SIBOS in Osaka, November 1 – Despite its fragmented market, Asia aims
for harmonization and standardization of its bond markets via a slower but a
more open consensus approach.
The ASEAN+3 bond Market Forum
(ABMF), which comprises both policymakers and market participants, is engaging
policy-makers early and pursuing harmonization of regional markets incrementally.
This approach differs from the European experience when its banks tried to remove Giovannini’s 15
barriers to European clearing and settlement and faced a more intractable
barrier in public-sector reluctance to legislate.
The ABMF set up one sub-forum to
collect market information on issuance and transactions, and a second to
identify transaction flows with a view to increasing STP in the region. Next
will come a standard issuance document set, and expansion of the first
sub-forum’s scope to include payment and redemption procedures for government
and corporate bonds.
Yet the forum’s expected outcomes
remain relatively modest. “We’re starting with the easier issues first, then
we’ll take the next ones in sequence. We’re limiting the scope to small areas
for harmonization,” said Jason Lee, adviser to the office of regional economic
integration at the Asian Development bank.

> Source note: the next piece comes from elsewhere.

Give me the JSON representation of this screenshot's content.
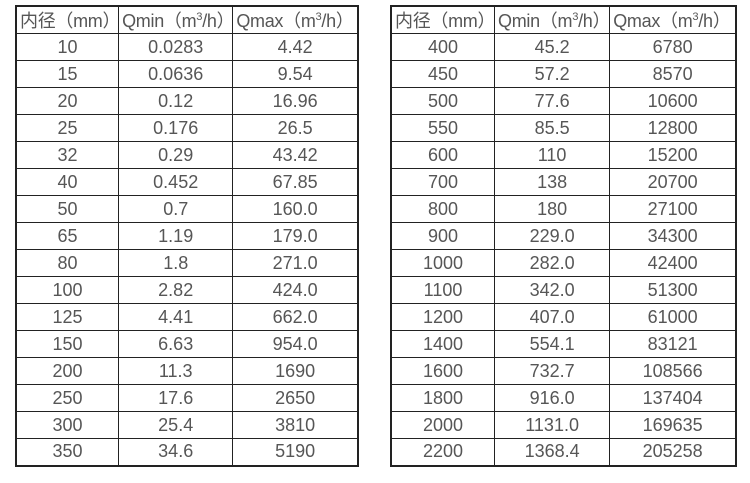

“Unlike Europe, Asia has no
formal institution to lead harmonization. The bottom-up approach could make the
process slower than in Europe but it will be safer in terms of actual
implementation. A bottom-up approach is more comfortable for this region,” Lee
says.
Progress is slow not only because
it is being built by consensus but also because Asia is a significantly more
fragmented market. Asian markets didn’t start with a treaty, pointed out Mike
Tagai, managing director and industry issues executive for
Asia at J.P. Morgan.
“European countries are almost
standardized already. Here in Asia we have to start from scratch,” agreed Yuji
Sato, co-chair of the ABMF’s second sub-forum at JASDEC.
If harmonization results in
reduced over- all costs – possibly including lower custodian bank fees – it
will be the result of higher volumes. But the primary concern is to create a
more active bond market, said Sato, with increased harmonization and
standardization in the secondary market. In the process, connecting each market
gateway to ISO standards will enhance STP flows for cross-border transactions.
Asked about future targets for harmonization,
Lee described the obvious con- tenders – tax and FX controls – as “not
practical”. He pointed instead to measures aimed at enhancing liquidity in the
region, including how to increase use of collateral, improve the regional
settlement infrastructure and decide whether it makes sense to connect CSDs.
Given Douglas’s advice to
disengage politics from business, Lee reminded the audience that its priorities
would be based on guidance from ASEAN+3 governments concerned not only with
market inefficiencies but with the macro impact of regional transaction flows.
For both governments and
industry, one of the lessons from the European process is that it will take
time and perseverance.
“It feels strange to provide
advice from Europe when Europe is such a mess,” said Douglas. In Asia, as in Europe – where T2s will
address some of the barriers Giovannini originally identified – the process
will reflect the grief cycle: denial, through acceptance, to willingness to
move forward.
“When the issues are first
raised, everyone says that solving them will be too difficult. After a couple
of years, you start to get progress,” he said. “It will eventually get to a
stage where the market will accept it and move forward.”